Caso contrário, as crianças desenvolverão um permanente estado de ansiedade face a separações, o que se pode reflectir futuramente em adolescentes sedentos de contacto (nem que seja por sms ou chat’s online), colocando-se em risco de se ligarem a pessoas estranhas e com intenções desadequadas; e em adultos com problemáticas de dependência e sentimentos de falta de autonomia.
Para contrariar este sentimento de medo, os pais podem reforçar a relação, nos momentos de separação, com expressões como “até logo” ou “até amanhã”, permitindo que a criança interiorize que, após aquele momento longe dos pais, haverá um momento seguinte de reencontro, com a certeza que os pais estarão à sua espera.
– Promover o descanso: para garantir o melhor bem-estar dos filhos é preciso promover o seu descanso e, para isso, os pais têm que estabelecer regras e limites nas horas de deitar e acordar. Os filhos esperam que os pais, por serem adultos, consigam assegurar elementos da sua sobrevivência (como o dormir e o comer) para os quais eles ainda não se encontraram totalmente preparados para o fazer.

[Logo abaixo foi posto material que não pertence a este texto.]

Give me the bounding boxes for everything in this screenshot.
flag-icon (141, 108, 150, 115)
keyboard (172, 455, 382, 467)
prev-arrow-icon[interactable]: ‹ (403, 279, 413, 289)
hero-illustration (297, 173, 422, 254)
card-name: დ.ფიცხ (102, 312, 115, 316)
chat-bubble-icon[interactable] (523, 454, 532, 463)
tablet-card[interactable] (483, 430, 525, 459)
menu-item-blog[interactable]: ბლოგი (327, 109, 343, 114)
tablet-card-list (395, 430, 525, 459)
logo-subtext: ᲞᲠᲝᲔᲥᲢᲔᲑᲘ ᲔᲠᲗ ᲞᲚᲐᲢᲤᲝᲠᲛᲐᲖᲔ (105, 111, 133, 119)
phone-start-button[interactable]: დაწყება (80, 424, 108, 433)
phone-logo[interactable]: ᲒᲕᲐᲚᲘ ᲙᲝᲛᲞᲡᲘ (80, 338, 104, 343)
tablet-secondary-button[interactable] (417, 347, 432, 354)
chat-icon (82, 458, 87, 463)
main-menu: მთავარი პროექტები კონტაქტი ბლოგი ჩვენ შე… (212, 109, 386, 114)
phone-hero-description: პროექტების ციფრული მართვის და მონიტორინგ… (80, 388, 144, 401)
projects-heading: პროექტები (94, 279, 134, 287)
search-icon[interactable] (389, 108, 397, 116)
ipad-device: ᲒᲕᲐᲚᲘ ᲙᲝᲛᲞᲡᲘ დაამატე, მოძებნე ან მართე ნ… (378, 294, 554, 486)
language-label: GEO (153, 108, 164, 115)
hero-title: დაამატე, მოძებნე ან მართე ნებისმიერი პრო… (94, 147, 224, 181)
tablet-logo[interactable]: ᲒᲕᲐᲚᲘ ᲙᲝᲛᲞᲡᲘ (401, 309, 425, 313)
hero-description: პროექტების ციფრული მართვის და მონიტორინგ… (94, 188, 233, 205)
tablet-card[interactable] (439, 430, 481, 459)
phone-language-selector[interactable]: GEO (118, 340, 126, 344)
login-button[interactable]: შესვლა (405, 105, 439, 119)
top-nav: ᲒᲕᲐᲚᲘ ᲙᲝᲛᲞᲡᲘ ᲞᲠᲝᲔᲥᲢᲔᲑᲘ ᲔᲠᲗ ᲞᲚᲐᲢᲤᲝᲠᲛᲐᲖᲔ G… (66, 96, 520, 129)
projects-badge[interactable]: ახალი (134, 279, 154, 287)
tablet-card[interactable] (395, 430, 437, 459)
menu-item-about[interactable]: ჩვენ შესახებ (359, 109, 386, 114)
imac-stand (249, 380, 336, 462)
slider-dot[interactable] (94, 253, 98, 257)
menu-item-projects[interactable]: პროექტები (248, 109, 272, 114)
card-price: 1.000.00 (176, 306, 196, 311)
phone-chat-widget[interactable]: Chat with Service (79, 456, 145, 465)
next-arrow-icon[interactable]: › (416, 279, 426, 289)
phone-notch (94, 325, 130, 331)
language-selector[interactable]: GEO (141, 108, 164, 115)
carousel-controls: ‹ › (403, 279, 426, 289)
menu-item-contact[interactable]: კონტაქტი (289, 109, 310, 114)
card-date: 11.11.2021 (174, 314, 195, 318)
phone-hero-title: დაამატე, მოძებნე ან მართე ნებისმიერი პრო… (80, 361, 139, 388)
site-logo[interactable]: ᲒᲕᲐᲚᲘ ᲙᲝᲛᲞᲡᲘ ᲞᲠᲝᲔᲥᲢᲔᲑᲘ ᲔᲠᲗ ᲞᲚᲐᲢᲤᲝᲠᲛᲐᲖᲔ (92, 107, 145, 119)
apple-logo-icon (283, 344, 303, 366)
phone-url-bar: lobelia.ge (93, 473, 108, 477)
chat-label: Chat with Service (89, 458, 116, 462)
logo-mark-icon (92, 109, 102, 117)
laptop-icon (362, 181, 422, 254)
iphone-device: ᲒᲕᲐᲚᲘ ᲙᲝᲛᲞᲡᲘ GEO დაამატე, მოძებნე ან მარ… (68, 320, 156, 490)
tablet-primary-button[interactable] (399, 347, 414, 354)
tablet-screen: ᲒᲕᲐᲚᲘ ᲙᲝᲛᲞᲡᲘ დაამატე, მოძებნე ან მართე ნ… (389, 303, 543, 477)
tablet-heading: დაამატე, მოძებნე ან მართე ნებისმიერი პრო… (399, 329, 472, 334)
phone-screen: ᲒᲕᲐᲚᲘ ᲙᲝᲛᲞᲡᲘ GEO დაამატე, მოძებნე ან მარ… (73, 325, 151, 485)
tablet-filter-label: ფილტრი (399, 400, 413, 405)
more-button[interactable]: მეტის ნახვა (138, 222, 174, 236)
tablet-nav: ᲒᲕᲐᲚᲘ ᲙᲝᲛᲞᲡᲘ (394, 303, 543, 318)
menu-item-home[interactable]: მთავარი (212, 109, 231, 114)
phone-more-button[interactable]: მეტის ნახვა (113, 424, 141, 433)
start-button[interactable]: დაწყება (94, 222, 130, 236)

– Promover a brincadeira: brincar é fundamental para o desenvolvimento de qualquer criança; e brincar não é, como nos tempos de hoje, estar cinco horas seguidas em frente a uma playstation ou a um computador. Brincar é correr, pular, manipular brinquedos e conquistar desafios em jogos lúdicos. Brincar é descobrir e conhecer o seu corpo e o mundo em redor. Brincar é poder deitar-se no chão e rebolar pela relva, dar um chuto numa bola, pentear uma boneca, desenhar e pintar… brincar é, no fim de tudo, expressar-se livremente.
– Sentir emoções: por vezes, existe a tendência para os pais se focarem apenas na aprendizagem e no comportamento, esquecendo-se que por detrás destas questões existem sentimentos. Quanto mais a ênfase for colocada em questões funcionais, mais é a tendência de as crianças deixarem de compreender emoções. Os pais devem promover um espaço seguro para que a criança explore os seus sentires, sem que estes se reflictam necessariamente no agir ou nas notas.
Assim, educar os filhos parece que se torna uma tarefa mais fácil pois percebe-se que, acima de tudo, o que se privilegia na educação de uma criança é a honestidade da relação estabelecida entre pais-filhos e a concepção adequada de qual o papel e função de cada progenitor. E será que, apesar desta conclusão, a tarefa torna-se realmente mais simples? Ou será que o nosso maior desafio, enquanto pessoas, é na verdade estar em relação com o outro?